Dan Lord is a composer, author, and cartoonist best known as the lead singer and songwriter of the U.S. rock band Pain (1994–2000) and lead singer and co-songwriter of the new lineup Salvo since 2019.

==Personal life==
Dan Lord attended high school at McGill–Toolen Catholic High School. In 1994 in Tuscaloosa, he, Adam Guthrie, and Mark Milewicz formed the band Pain which was active throughout the 1990s with the band releasing several albums and performing nationally on tour.

In 2000, while the band was talking with interested record labels, Lord shut down Pain to pursue his religious calling. Lord received his Master of Theology from University of Dallas, married, became an author, and as of January 2013, lived in Mount Pleasant, South Carolina and taught at Cathedral of Saint John the Baptist in nearby Charleston. In a 2019 interview, he mentioned the abrupt dissolution of Pain and the subsequent effects on band members' lives as a still sensitive subject among the previous band's members.

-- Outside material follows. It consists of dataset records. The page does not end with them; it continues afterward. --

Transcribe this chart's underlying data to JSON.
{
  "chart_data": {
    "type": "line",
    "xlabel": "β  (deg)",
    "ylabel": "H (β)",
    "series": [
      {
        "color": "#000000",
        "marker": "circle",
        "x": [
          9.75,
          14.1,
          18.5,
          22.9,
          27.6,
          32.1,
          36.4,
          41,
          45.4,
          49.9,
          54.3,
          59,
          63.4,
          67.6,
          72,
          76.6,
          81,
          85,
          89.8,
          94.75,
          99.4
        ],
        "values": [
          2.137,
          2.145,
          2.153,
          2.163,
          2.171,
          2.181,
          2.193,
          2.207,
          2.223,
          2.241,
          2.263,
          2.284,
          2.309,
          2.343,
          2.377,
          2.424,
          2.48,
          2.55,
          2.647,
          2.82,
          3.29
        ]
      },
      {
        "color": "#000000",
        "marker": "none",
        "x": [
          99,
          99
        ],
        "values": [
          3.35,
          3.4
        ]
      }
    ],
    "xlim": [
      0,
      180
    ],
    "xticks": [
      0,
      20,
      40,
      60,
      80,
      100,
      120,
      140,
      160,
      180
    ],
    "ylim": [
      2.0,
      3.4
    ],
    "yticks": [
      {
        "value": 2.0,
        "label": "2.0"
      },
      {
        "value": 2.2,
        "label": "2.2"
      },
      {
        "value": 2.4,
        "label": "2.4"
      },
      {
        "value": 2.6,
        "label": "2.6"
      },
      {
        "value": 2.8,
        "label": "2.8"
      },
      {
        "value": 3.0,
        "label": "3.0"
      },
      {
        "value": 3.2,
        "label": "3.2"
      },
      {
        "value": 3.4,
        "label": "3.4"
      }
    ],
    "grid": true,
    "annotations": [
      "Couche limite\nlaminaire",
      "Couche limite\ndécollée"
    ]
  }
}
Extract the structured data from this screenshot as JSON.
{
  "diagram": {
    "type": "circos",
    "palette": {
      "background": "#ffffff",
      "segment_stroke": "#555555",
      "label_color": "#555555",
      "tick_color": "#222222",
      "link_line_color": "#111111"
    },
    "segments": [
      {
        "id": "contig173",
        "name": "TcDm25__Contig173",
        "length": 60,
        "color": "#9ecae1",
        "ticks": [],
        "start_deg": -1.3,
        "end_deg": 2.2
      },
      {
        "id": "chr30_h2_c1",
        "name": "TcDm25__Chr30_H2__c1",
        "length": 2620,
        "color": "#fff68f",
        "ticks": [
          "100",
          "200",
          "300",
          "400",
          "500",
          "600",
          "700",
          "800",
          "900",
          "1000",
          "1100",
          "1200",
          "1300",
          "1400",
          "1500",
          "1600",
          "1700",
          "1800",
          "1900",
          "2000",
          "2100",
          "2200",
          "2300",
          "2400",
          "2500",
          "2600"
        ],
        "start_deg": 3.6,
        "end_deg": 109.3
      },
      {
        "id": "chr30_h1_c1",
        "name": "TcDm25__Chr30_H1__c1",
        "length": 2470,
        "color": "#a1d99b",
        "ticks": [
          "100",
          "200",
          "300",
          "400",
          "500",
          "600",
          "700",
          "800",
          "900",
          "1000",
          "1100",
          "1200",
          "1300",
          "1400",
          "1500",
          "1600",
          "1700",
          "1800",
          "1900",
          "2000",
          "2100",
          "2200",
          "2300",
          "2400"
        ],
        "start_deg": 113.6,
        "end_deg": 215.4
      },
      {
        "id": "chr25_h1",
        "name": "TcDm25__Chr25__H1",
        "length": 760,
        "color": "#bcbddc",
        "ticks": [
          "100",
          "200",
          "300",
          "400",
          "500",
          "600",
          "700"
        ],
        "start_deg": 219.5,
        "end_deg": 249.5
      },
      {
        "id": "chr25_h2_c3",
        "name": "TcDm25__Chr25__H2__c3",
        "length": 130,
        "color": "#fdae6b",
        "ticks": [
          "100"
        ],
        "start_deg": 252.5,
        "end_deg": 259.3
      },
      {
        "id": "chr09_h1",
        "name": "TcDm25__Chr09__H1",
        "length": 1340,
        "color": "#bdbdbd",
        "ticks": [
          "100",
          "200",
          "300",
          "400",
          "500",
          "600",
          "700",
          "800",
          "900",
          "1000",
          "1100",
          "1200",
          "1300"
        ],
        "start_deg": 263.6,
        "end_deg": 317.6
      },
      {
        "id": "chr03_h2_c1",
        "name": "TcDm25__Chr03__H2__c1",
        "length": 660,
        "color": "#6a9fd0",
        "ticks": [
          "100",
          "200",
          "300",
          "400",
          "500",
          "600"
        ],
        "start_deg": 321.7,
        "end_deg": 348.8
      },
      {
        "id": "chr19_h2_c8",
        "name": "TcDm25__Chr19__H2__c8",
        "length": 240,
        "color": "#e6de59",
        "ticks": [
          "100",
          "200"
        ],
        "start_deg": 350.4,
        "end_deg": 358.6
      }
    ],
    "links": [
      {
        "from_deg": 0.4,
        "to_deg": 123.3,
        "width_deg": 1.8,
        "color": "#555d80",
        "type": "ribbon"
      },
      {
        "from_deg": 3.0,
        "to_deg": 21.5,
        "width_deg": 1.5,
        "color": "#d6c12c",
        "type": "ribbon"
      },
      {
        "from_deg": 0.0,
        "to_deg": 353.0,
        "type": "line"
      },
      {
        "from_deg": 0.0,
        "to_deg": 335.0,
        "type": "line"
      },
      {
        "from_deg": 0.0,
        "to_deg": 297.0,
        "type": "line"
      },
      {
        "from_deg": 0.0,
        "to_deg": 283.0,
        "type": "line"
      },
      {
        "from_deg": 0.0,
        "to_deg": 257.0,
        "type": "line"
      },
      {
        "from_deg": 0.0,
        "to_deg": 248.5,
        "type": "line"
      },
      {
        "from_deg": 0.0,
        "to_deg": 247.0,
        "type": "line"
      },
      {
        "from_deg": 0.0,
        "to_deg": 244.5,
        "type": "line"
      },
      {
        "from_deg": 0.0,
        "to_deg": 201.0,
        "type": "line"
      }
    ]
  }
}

During this period, he authored a fantasy/thriller trilogy, the individual titles of which are By the Downward Way (2014), From A Dark Wayover (2016), and A Fantastic Confluence (2017). Lord also wrote the Catholic theological work, Choosing Joy for the Catholic publisher "Our Sunday Visitor", which asked him to author a book on Choosing Joy.

In 2019, he and the former members of Pain reformed the band under the new lineup "Salvo" which then released the album Off the Charts on the same year.